Credores privados dizem que cobrar juros é essencial para manter ‘ratings’
O Instituto Financeiro Internacional (IFI), representante dos credores da dívida privada dos países mais vulneráveis, disse hoje que cobrar juros durante a moratória é fundamental para evitar uma descida do ‘rating’ dos países aderentes à iniciativa.
“A cobrança de juros durante o período da moratória não foi avançada pelo setor privado, estava nos termos originais da proposta do G20 para os credores oficiais, e como os termos da Iniciativa da Suspensão do Serviço da Dívida (DSSI) ditam que o setor privado deve participar em termos similares, nós incluímo-la”, afirmaram os credores numa nota enviada à Lusa.
Na nota, que serve de resposta a vários “mitos” sobre a proposta apresentada na semana passada relativamente aos termos de referência da negociação da reestruturação da dívida privada, os credores argumentaram que “manter a cobrança de juros ajuda a manter o valor líquido atual, que é fundamental para evitar uma descida do ‘rating’ e manter o acesso futuro aos mercados dos países participantes na iniciativa”.
Em causa está a assunção por parte de algumas agências de ‘rating’, como por exemplo a Moody’s, de que se os credores receberem menos do que o inicialmente contratualizado, isso configura um ‘default’, Incumprimento Financeiro, independentemente das razões e mesmo com o acordo dos credores.
Respondendo aos “mitos” sobre a posição dos credores, o IFI argumentou também que não está a adiar propositadamente as negociações, tendo realizado mais uma reunião com os ministros das Finanças africanos na quarta-feira e garantiu que o objetivo é “que nenhum país tenha de escolher entre comprar ventiladores ou pagar a dívida”.

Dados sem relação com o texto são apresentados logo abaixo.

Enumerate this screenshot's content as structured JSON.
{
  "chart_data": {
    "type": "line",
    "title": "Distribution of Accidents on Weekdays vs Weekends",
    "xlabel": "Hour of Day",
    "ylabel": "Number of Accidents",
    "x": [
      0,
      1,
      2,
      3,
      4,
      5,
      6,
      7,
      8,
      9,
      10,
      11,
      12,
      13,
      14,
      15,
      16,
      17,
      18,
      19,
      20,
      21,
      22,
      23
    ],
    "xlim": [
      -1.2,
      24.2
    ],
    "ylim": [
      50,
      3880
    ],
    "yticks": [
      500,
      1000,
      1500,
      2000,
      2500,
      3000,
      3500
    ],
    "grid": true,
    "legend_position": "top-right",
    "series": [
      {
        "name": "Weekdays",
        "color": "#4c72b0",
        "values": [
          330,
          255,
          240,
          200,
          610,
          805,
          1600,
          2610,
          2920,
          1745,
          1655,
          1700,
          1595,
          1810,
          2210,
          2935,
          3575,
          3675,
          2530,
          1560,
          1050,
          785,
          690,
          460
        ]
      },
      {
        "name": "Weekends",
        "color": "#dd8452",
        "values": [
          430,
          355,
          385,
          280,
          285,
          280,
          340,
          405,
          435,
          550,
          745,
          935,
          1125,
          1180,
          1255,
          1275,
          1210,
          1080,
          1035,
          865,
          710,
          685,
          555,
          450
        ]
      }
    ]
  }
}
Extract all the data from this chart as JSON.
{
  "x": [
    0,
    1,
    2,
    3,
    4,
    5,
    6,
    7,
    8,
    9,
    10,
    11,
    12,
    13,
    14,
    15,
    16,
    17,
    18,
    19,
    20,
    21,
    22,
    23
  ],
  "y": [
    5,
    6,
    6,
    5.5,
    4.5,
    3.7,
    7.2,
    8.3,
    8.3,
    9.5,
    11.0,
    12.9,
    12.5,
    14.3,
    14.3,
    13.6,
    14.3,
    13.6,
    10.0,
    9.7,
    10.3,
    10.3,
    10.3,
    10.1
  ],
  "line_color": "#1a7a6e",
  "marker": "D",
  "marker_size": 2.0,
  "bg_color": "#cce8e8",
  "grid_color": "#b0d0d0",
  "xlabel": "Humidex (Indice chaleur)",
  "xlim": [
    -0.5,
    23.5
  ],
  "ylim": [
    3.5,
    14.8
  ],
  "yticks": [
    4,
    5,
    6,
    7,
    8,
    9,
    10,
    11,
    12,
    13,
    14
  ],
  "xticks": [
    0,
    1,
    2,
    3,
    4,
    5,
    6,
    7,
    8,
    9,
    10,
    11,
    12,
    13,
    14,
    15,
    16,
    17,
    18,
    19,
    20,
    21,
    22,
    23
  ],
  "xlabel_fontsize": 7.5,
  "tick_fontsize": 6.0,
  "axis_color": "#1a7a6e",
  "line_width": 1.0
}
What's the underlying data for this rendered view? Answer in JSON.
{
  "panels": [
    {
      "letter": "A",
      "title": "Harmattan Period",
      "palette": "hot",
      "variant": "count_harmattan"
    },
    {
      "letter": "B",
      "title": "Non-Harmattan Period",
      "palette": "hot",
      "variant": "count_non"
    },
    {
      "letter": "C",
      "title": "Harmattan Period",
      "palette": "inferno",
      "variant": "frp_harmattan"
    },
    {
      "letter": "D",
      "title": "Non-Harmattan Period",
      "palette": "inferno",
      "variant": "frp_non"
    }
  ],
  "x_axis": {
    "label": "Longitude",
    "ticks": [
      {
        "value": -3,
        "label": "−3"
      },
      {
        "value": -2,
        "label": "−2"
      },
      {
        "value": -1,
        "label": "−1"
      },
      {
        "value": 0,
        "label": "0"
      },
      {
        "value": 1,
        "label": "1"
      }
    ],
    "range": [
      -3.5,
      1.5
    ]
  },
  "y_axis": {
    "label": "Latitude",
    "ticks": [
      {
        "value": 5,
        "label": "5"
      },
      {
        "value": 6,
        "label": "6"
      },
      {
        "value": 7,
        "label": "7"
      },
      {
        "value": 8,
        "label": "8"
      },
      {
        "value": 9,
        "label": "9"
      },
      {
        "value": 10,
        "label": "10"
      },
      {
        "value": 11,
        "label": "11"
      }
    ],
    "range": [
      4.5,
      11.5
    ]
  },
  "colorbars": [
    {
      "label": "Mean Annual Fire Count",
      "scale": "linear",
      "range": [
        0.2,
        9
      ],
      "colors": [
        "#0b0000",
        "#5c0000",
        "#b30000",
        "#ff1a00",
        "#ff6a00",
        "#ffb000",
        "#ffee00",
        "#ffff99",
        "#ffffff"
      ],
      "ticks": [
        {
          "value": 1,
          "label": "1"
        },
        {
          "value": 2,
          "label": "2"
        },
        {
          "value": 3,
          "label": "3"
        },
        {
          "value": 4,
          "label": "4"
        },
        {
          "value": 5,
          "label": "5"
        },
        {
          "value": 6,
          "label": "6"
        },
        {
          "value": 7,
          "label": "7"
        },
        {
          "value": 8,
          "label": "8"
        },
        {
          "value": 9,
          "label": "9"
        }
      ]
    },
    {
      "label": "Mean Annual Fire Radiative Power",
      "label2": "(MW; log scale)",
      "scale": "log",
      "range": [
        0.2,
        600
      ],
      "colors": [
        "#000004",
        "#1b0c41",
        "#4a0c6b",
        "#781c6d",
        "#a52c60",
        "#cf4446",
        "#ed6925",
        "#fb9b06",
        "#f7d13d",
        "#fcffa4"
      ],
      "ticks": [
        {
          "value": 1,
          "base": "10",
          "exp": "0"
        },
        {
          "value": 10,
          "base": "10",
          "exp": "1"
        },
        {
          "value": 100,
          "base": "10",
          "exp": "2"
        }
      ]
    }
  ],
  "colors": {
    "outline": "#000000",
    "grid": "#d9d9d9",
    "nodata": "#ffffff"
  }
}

“Nestas reuniões ouvimos diretamente dos países sobre a importância de equilibrar a necessidade de liquidez de curto prazo com a necessidade de manter o acesso aos mercados a seguir à pandemia da covid-19 e, como resultado direto destas reuniões, os nossos termos de referência maximizam a participação do setor privado ao mesmo tempo que evitam uma descida do ‘rating’”, argumentaram os credores.
Na nota, o IFI considerou ainda que o melhor rumo de ação é uma abordagem caso a caso e não um programa genérico para todos os países.
“Uma abordagem de cima para baixo, de tamanho único, não funciona porque é impossível harmonizar toda a homogeneidade dos países elegíveis para a DSSI, de maneira simples, a Zâmbia não é o Quénia, o Quénia não é a Mongólia, e a Mongólia não é o Paquistão, cada país entra na crise numa situação orçamental única, e tem um perfil de dívida único, por isso é imperativo que os credores consigam coordenar-se com cada país de forma individual e organizem uma solução que funcione bem para todos os intervenientes”, explicaram.
A assunção do problema da dívida como uma questão central para os governos africanos ficou bem espelhada na preocupação que o Fundo Monetário Internacional e o Banco Mundial dedicaram a esta questão durante os Encontros Anuais, que decorreram em abril em Washington, na quais disponibilizaram fundos e acordaram uma moratória no pagamento das dívidas dos países mais vulneráveis a estas instituições.
Em 15 de abril, também o G20, o grupo das 20 nações mais industrializadas, acertou uma suspensão de 20 mil milhões de dólares, cerca de 18,2 milhões de euros, em dívida bilateral para os países mais pobres, muitos dos quais africanos, até final do ano, desafiando os credores privados a juntarem-se à iniciativa.
Além disso, a Comissão Económica das Nações Unidas para África (UNECA), entre outras instituições, está a desenhar um plano que visa trocar a dívida soberana dos países por novos títulos concessionais que possam evitar que as verbas necessárias para combater a covid-19 sejam usadas para pagar aos credores.
Este mecanismo financeiro seria garantido por um banco multilateral com ‘rating’ de triplo A, o mais elevado, ou por um banco central, que converteria a dívida atual em títulos com maturidade mais alargada, beneficiando de cinco anos de isenção de pagamentos e cupões (pagamentos de juros) mais baixos, segundo a UNECA.
O número de mortos em África devido à covid-19 subiu nas últimas 24 horas para 4.756, mais 155, em quase 170 mil casos, nos 54 países, segundo os dados da pandemia no continente.
A nível global, segundo um balanço da agência de notícias AFP, a pandemia de covid-19 já provocou perto de 391 mil mortos e infetou mais de 6,6 milhões de pessoas em 196 países e territórios. Mais de 2,8 milhões de doentes foram considerados curados.
A doença é transmitida por um novo coronavírus detetado no final de dezembro, em Wuhan, uma cidade do centro da China.